Idem pour le supérieur Switchblade sisters (1975), du même Jack Hill. Le film fait lui aussi penser à une transposition déviante d’une série télé, un Happy days « dégénéré ». Ça commence même à la Scorpio rising : une ado avec casquette de biker s’étudie devant le miroir de sa coiffeuse, puis aiguise son cran d’arrêt (= switchblade)… Suivent les distractions d’une bande de copines acoquinées avec un gang masculin. Graine de violence option pattes d’eph’ 70’s, le film annonce aussi les excès de la délinquance californienne dernier cri de Colors ou Boyz’n the hood… Décrivant les conflits externes et internes de ce groupe de lycéennes enragées, le cinéaste accumule les pires situations : baston en prison, viols, prostitution lycéenne, tueries, guérilla urbaine, etc. Mais le hic avec Hill, c’est que les pires exactions passent comme des lettres à la poste tant elles sont présentées sans pathos, avec un ton boy-scout, des couleurs pimpantes. Tout y est désamorcé par l’humour. Une fille fait la pute dans les WC du lycée, maquée par un membre du gang, qui plaisante avec un client en le traitant d’Einstein… On n’est même pas surpris quand la délinquance adolescente glisse sur la pente politico-féministe. Leurs mecs ayant été décimés lors d’une fusillade, les filles s’associent à une milice de femmes blacks maos. Discours féministes, portraits et citations du Grand Timonier à la clé ! Mais si les films de Hill manient des concepts qui semblent leur échapper, le cinéaste n’est pas un simple héraut de la contre-culture illustrant bêtement les pulsions libertaires de son temps.

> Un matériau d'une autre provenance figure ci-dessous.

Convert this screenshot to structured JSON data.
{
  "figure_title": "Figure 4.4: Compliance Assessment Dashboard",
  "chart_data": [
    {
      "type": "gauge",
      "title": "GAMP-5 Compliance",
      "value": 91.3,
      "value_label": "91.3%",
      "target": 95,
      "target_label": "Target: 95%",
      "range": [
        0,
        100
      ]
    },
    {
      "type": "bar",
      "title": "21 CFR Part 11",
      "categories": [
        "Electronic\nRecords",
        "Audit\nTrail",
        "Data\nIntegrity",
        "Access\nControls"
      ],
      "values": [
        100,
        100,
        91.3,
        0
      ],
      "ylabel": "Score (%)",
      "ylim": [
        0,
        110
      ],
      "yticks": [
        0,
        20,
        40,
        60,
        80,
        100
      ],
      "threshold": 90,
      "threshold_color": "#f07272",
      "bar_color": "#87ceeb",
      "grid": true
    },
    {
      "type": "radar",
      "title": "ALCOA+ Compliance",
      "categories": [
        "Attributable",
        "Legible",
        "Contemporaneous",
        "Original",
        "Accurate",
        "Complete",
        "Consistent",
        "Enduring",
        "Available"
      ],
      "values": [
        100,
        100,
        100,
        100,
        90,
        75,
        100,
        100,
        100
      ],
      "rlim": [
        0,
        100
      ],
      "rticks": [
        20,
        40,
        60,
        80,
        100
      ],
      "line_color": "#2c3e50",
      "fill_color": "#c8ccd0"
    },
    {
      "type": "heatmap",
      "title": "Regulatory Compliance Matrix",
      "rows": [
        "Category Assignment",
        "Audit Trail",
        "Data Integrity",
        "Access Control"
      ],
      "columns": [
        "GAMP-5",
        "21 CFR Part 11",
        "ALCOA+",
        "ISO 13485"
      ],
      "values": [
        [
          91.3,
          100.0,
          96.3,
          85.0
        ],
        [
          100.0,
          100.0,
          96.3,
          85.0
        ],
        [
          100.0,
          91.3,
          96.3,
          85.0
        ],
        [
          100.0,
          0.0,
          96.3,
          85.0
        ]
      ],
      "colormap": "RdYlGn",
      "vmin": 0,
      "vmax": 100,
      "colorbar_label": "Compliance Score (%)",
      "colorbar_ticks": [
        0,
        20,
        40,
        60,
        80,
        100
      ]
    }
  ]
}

Il sait se montrer élégant, comme dans le beau duel final à l’arme blanche entre l’héroïne et sa rivale, montré en ombres chinoises.
On verra un autre film à résonance politique dans cette section : Les Abysses (1962) de Nico Papatakis, inspiré du fait divers criminel dont Genet a tiré Les Bonnes. Et enfin, cerise sur le gâteau, un long métrage inédit de Lars von Trier, Médée (1988). Absent de sa filmographie officielle, le film fut tourné pour la télévision danoise d’après un scénario de Carl Dreyer. Une adaptation de la tragédie d’Euripide que Dreyer n’eut pas le temps de réaliser. Devenu à son tour la figure de proue du cinéma danois, von Trier a repris naturellement le flambeau du maître tutélaire, mais sans réellement en partager les préoccupations religieuses… Il en résulte un film d’une pureté impressionnante, plus proche de Bergman regard impitoyable sur les rapports humains et de Tarkovski travail plastique sur la matière, les éléments, la nature que de Dreyer. Mais au diable les références, ce qui frappe avant tout, c’est la façon magistrale dont le cinéaste s’approprie ce mythe grec sur la mater dolorosa méditerranéenne incarnée par Médée et en fait un archaïque conte viking, baigné dans l’humidité, les brumes du Nord et battu par les vents. Un drame d’une grande force abstraite, où les intérieurs sont figurés par des caves moyenâgeuses éclairées à la torche et les extérieurs par des paysages immenses et nus… Economie de moyens, austérité impressionnante, transcendées par la sophistication du filmage : splendides plans d’hélico suivant la course folle de Jason à cheval dans la prairie où il découvre ses enfants pendus par Médée (son ex-femme désespérée par l’ostracisme dont elle est l’objet), plongées verticales où Jason se débat dans des herbes agitées d’un souffle incessant qui les fait ressembler soit à des algues, soit à une toison animale. Enchaînés à leur destin imparable, les héros tragiques deviennent des fourmis aveugles s’agitant dans un univers surdimensionné. Evidemment, on peut chipoter, estimer que tout cela est un brin trop graphique, trop esthète, et manque un peu de chair, mais la beauté du film reste irréfutable.
L’Etrange Festival est donc bien un module d’exploration idéal des marges les plus obscures, les plus insanes du cinéma de fiction.